Acórdão de 2º Grau

Atualização de Conta 0800115-12.2019.8.18.0077


Ementa

EMENTA APELAÇÃO. AÇÃO DE COBRANÇA. SERVIDOR COMISSIONADO. PAGAMENTO DE FGTS. VERBA TRABALHISTA. IMPOSSIBILIDADE. REGIME CELETISTA NÃO INCIDENTE APELO PROVIDO. SENTENÇA MANTIDA. APELO IMPROVIDO. 1. Por ser a autora servidora pública comissionada, sujeita ao regime jurídico-administrativo, não há falar em direito ao recebimento do FGTS pretendido. 2. Recurso improvido. Sentença mantida. (TJPI - APELAÇÃO CÍVEL 0800115-12.2019.8.18.0077 - Relator: OTON MARIO JOSE LUSTOSA TORRES - 4ª Câmara de Direito Público - Data 07/12/2021 )

Acórdão


ÓRGÃO JULGADOR : 4ª Câmara de Direito Público

APELAÇÃO CÍVEL (198) No 0800115-12.2019.8.18.0077

APELANTE: CLEUDES PEREIRA DOS SANTOS

Advogado(s) do reclamante: LAIONARA CORREA MONTEIRO

APELADO: MUNICÍPIO DE URUÇUÍ
REPRESENTANTE: MUNICIPIO DE URUCUI

 RELATOR(A): Desembargador OTON MÁRIO JOSÉ LUSTOSA TORRES

 


 

EMENTA 

APELAÇÃO. AÇÃO DE COBRANÇA. SERVIDOR COMISSIONADO. PAGAMENTO DE FGTS. VERBA TRABALHISTA. IMPOSSIBILIDADE. REGIME CELETISTA NÃO INCIDENTE.  APELO PROVIDO. SENTENÇA MANTIDA. APELO IMPROVIDO.  

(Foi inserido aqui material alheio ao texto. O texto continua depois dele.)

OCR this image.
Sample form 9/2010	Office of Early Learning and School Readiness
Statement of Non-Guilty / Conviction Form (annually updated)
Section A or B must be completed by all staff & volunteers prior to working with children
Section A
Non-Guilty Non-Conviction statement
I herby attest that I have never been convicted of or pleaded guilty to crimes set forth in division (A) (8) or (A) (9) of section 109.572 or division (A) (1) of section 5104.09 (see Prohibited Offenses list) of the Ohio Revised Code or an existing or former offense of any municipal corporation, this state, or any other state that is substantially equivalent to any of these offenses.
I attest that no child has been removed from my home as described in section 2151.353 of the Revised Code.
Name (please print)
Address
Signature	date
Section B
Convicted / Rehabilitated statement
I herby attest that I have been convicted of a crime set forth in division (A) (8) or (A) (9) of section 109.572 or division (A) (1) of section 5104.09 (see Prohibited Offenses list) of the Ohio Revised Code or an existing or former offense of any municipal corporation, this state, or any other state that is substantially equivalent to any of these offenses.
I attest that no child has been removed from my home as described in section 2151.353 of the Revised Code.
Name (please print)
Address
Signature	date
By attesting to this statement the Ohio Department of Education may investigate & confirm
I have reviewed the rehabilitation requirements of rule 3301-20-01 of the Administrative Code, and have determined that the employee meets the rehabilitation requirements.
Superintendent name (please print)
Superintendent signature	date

1. Por ser a autora servidora pública comissionada, sujeita ao regime jurídico-administrativo, não há falar em direito ao recebimento do FGTS pretendido. 

2. Recurso improvido. Sentença mantida.

 

 

 


 

 

 

RELATÓRIO

Trata-se de APELAÇÃO CÍVEL (fls.113/119) interposta por CLEUDES PEREIRA DOS SANTOS contra sentença (id. 1861831 - págs. 01/09) proferida pelo d. juízo da Vara Única da Comarca de Uruçuí (PI), que julgou improcedente o pedido, extinguiu o processo sem resolução de mérito, com base no art. 487, I do CPC/15 e condenou o requerente ao pagamento das custas e honorários advocatícios fixados em 10% (dez por cento) sobre o valor da condenação. 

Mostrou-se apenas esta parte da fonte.